Second thing that I noticed is that when you change the order in that you call the methods, the former called performs slightly worse. I am unaware of the reason of such behavior.

protected override async Task OnInitializedAsync()
{
    await RunOldJsonMethod(); // slower 
    await RunNewJsonMethod(); // faster
    loading = false;
}

I will prepare a PR to correct the default JsonSerializerOptions used on the System.Net.Http.Json methods, that will aliviate the allocations and potentially the preformance decrease as well.

Thanks for reporting this.

@Jokzee - Thanks for the really quick reply!

The first snippet didn't seem to noticeably change performance.

I did see the same behavior as you though when I changed the order of the methods, that the 2nd method is always faster.

Even if I change the implementation of the Old and New method to be identical and use the same Json method (doesn't matter if it's GetJsonAsync or GetFromJsonAsync), the second one is always faster.

@adamsitnik might be able to provide some advice for better creating reliable benchmarks in blazor. When I hear things like "second one is always faster" it sounds to me like there isn't control for JIT / warmup in the benchmark.

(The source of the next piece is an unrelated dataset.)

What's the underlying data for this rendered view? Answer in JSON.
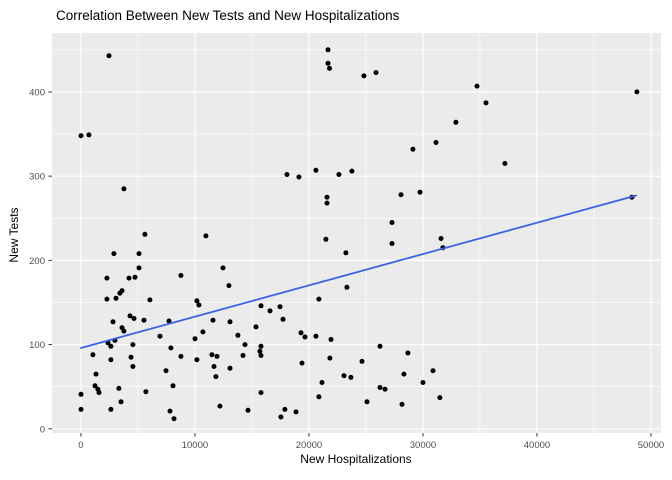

@ericstj I recently discussed this issue with @sebastienros, and yes, its probably the JIT optimizing out stuff due lack of warmup on the benchmark provided by @scottsauber.

Sebastien walk me through the process of creating benchmarks for this using the https://github.com/aspnet/Benchmarks/tree/master/src/BenchmarksDriver2 suite and there is indeed a regression caused by the lack of a persistent JsonSerializerOptions as described in https://github.com/dotnet/runtime/issues/34440#issuecomment-608316775.

Now I am looking if further optimizations can be made.